What a Traffic Light Taught Me About Stress

25th Jun 2026

This is a story about nervous system regulation and it starts at a red traffic light.

A few days ago, while driving my kids to school, I got a reminder of something we often forget about stress.

There were temporary traffic lights on a busy junction. It took me nearly eight minutes just to get close to the front of the queue. Finally, there were only two cars ahead of me.

I thought, ‘Good, we will make it through this light and get to school on time.’

Then a car came up on the right, used the turning lane to bypass the queue, cut in ahead and made it through the lights.

I had no option but to slow down, the signal turned red and we were stuck again.

Almost instantly, I could feel my body react, heart rate increased, breathing became faster, tension rose through my chest and shoulders. And I got angry. 

What was interesting was that there was no actual danger, nobody was hurt, there was no life threatening emergency. Yet my body responded as though something important had been threatened. That moment was a live demonstration of nervous system regulation or rather, what happens when the nervous system takes over before the thinking mind even catches up.

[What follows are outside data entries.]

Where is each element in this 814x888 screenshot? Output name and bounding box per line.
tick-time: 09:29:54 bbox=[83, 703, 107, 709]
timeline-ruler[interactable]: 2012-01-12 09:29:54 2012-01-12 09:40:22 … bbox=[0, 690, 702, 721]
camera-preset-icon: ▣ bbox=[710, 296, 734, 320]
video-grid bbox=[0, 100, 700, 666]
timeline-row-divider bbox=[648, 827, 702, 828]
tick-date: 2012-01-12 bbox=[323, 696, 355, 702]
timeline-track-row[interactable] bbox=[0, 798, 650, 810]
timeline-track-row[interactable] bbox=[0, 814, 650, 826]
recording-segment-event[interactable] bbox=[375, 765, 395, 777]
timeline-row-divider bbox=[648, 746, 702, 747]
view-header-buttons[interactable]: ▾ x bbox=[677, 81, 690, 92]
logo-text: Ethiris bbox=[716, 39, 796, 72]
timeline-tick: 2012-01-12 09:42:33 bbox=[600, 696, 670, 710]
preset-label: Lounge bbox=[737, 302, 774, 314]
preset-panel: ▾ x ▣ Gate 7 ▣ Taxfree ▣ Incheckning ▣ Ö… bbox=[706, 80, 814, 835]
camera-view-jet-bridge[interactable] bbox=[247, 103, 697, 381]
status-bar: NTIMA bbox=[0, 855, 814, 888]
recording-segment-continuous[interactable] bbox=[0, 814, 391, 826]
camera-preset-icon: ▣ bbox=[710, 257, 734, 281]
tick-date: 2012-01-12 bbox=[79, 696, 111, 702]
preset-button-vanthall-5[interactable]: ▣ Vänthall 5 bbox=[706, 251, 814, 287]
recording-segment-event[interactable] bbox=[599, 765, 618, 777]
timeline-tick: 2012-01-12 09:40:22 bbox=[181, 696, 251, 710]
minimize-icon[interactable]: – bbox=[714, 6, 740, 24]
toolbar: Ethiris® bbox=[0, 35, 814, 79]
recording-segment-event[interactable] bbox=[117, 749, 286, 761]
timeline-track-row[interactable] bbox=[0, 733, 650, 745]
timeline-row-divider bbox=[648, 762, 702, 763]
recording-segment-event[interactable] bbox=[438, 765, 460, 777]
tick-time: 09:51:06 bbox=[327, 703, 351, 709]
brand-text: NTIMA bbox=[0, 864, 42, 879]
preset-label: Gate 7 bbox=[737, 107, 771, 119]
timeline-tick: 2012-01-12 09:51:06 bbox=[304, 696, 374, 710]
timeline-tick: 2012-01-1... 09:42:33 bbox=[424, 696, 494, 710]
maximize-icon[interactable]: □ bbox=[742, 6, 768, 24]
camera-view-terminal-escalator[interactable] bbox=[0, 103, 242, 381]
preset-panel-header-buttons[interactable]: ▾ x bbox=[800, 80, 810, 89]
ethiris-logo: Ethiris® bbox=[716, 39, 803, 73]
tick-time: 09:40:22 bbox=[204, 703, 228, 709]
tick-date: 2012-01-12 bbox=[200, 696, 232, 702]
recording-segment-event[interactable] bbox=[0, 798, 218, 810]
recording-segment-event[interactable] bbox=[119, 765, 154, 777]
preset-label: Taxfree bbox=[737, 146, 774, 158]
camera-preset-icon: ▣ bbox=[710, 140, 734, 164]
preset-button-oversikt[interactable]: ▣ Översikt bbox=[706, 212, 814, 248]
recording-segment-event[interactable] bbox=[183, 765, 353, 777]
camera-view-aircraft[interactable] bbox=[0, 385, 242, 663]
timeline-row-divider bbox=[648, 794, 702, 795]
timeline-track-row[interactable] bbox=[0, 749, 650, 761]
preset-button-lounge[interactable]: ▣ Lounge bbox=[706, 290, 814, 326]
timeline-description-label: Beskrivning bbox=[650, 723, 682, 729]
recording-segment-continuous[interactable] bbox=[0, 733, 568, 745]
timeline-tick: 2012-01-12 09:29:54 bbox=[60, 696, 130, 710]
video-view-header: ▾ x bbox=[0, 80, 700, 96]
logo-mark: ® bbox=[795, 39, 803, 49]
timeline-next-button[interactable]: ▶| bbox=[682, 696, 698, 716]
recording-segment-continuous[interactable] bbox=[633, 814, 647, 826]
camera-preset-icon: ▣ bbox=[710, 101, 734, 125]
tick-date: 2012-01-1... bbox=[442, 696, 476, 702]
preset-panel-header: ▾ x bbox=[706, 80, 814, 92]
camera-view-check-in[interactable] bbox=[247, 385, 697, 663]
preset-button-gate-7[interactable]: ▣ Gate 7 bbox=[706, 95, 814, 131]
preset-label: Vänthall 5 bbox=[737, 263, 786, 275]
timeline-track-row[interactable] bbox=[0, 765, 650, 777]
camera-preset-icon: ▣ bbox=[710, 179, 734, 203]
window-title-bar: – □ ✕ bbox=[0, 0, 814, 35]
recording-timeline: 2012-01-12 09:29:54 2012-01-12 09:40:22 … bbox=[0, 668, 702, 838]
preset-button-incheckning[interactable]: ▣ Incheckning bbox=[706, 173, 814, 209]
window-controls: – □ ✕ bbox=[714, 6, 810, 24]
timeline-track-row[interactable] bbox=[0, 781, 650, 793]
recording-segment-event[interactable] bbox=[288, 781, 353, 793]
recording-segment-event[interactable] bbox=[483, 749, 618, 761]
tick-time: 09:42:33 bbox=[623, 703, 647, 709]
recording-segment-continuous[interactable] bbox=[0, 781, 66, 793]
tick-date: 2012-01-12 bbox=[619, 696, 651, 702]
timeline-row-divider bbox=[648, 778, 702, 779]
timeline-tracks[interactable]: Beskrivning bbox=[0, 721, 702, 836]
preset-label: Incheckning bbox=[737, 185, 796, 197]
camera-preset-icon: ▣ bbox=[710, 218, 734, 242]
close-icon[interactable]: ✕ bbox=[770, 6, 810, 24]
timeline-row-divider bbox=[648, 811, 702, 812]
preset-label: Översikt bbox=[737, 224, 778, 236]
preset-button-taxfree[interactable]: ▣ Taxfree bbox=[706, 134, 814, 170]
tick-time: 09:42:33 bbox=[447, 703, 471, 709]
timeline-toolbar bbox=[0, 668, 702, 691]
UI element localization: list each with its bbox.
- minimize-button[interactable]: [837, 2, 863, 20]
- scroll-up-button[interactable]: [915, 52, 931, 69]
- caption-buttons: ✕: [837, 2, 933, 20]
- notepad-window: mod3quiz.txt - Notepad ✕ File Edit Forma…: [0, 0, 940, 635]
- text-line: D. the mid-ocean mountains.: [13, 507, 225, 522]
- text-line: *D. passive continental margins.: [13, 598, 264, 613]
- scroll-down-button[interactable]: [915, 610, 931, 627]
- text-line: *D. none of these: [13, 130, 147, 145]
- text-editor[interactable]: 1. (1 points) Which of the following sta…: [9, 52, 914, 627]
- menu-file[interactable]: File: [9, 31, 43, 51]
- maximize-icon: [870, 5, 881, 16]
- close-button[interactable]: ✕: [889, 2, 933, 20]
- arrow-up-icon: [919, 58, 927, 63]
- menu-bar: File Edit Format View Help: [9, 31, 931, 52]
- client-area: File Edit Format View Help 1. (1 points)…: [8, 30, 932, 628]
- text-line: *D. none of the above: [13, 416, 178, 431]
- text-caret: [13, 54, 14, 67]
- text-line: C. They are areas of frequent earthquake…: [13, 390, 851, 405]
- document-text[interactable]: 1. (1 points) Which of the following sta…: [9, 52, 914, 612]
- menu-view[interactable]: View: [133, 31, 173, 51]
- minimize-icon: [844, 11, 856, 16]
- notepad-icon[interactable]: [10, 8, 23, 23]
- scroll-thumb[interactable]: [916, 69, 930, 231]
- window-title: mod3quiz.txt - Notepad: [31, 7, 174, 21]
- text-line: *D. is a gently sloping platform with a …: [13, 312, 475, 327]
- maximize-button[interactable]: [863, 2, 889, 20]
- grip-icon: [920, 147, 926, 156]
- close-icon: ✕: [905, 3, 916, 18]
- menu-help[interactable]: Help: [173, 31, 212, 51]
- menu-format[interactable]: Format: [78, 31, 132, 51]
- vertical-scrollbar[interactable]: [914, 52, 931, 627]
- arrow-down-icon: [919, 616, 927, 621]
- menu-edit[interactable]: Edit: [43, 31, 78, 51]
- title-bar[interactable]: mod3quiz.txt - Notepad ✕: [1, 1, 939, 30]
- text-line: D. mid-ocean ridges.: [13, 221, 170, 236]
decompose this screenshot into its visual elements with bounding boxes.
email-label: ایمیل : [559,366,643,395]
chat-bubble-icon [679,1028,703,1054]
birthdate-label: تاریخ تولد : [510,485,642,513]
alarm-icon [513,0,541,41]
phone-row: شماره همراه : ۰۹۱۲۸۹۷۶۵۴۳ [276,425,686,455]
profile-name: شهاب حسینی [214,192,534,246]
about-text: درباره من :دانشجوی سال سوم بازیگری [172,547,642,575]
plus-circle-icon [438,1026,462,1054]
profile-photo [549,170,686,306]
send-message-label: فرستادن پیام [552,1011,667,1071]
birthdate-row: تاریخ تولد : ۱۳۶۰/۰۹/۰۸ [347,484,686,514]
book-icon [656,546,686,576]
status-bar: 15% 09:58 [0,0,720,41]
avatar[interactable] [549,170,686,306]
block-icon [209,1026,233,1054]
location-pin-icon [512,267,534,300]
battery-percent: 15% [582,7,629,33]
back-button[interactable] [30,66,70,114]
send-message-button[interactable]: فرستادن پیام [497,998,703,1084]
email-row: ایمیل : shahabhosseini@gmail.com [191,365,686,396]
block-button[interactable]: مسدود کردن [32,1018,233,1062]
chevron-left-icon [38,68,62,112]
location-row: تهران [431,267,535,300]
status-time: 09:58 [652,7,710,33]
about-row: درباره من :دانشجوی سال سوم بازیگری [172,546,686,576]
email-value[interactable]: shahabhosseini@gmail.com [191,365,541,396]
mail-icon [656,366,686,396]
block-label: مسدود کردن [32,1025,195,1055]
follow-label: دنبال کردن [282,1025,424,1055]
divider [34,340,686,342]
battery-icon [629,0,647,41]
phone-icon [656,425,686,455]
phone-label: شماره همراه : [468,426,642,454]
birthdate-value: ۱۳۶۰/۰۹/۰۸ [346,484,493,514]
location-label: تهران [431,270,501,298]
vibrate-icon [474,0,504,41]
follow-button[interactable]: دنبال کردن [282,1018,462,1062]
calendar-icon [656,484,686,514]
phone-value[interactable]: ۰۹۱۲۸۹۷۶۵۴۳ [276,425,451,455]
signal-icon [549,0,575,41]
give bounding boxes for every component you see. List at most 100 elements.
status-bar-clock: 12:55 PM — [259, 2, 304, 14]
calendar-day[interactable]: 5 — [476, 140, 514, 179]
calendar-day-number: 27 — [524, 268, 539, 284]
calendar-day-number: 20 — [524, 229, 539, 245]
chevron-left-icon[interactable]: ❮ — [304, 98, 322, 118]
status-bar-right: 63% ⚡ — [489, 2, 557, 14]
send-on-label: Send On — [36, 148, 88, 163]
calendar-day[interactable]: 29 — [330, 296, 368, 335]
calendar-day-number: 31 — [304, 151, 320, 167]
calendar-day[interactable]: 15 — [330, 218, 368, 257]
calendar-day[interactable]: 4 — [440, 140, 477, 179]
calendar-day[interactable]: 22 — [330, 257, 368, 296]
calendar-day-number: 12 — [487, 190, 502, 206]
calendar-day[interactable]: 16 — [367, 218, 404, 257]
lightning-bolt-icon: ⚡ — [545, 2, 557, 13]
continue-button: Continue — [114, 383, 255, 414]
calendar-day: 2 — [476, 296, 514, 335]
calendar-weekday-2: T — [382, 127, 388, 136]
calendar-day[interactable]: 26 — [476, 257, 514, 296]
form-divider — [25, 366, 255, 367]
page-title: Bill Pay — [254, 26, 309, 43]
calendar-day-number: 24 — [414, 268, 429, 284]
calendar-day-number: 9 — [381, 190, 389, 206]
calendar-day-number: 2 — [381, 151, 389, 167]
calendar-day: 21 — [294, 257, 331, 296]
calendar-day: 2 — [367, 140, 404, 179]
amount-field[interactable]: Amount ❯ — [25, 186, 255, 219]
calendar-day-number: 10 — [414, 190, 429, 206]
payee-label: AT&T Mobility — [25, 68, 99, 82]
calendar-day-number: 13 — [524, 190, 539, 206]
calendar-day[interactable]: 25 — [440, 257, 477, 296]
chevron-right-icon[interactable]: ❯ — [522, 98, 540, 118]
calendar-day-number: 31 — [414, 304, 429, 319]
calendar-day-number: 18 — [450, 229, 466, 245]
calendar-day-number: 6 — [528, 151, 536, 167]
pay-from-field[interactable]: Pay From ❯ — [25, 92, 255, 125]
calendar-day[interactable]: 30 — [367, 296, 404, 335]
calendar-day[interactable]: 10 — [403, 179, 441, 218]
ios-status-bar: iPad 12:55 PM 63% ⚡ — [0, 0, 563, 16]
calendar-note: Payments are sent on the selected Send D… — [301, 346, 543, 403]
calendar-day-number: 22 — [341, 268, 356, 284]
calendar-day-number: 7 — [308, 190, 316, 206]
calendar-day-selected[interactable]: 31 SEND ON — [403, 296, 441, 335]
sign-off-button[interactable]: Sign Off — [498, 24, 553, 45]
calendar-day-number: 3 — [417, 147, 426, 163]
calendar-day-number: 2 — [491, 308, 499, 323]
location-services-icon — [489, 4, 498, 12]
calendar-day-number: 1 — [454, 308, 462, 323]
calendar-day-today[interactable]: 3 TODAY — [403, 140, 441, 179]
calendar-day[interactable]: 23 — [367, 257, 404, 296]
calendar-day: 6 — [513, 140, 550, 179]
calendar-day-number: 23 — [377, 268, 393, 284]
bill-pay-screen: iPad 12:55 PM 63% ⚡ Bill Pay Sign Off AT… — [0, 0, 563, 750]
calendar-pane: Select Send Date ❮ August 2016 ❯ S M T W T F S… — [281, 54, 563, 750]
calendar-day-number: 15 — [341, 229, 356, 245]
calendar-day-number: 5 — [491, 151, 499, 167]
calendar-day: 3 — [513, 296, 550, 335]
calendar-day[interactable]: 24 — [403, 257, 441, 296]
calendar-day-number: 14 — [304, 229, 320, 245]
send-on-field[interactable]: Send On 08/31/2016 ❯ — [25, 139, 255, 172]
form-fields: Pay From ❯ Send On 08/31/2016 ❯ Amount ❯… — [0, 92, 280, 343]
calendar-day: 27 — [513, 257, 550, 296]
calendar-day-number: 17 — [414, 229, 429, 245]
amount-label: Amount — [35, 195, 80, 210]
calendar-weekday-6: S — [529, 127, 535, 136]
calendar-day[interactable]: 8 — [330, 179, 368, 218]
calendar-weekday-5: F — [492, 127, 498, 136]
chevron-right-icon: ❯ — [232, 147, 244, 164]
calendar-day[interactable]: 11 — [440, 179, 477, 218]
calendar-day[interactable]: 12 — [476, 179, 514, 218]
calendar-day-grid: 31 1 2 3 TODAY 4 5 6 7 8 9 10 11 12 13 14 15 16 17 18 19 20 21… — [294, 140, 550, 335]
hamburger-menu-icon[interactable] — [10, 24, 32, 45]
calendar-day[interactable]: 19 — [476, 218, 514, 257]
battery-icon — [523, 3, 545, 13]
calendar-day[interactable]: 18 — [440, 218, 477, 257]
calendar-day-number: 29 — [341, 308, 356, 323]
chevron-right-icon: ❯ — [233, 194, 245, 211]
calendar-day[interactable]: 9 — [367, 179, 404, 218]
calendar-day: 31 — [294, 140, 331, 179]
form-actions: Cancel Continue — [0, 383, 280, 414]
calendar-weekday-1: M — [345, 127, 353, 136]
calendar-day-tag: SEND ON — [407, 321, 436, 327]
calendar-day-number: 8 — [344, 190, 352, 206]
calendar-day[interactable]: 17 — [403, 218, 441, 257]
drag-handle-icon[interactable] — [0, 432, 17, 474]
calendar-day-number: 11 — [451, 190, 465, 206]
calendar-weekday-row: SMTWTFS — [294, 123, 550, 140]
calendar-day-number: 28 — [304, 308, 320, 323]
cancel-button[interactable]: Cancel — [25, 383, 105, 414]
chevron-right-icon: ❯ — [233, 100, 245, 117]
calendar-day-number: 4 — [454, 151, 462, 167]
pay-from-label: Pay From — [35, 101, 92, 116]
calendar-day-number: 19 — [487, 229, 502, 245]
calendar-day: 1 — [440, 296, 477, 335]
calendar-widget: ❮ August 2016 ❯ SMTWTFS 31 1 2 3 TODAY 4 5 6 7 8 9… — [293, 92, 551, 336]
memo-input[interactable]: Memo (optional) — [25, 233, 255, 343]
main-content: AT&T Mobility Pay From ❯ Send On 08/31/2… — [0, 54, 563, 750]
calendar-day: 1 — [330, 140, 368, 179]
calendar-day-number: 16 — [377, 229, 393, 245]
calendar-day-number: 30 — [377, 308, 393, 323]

Some years ago, I might have reacted differently. Perhaps a few choice words would have escaped my mouth.

This time, I simply noticed what was happening. I told my kids, ‘I can feel myself getting angry.’

I watched the sensations, took a few deeper breaths and then waited for the feeling to pass.

Why ‘Just Relax’ Does Not Work

The experience lasted only a few minutes, but it perfectly illustrates why so many people struggle when they’re told to ‘just relax.’ I couldn’t simply decide not to feel the anger and that’s something many of us misunderstand about stress. When the nervous system detects a threat, whether that’s a charging animal or a driver jumping the queue, it prepares the body to respond. The reaction happens far faster than conscious thought. It means that when someone says, ‘Just relax,’  they’re asking the thinking mind to control something that has already begun in the body. 

Awareness helps.

Breathing helps.

Time helps.

But nervous system regulation is not about snapping your fingers and becoming calm. It’s about recognising what’s happening and supporting the body as it finds its way back to balance.

Finding The Way Back

For many of us, life has become one long queue-jumping driver after another. Emails, deadlines, family responsibilities, financial worries everything takes our attention. The body spends so much time preparing for the next threat that it forgets what safety feels like. That’s one of the reasons I created the Samagra Reset Circle

A space to pause and reconnect with the body before stress becomes the default setting. Relaxation isn’t something we force, it’s something we allow when the body feels safe enough. Sometimes the lesson arrives not on a yoga mat, but while waiting at a red traffic light.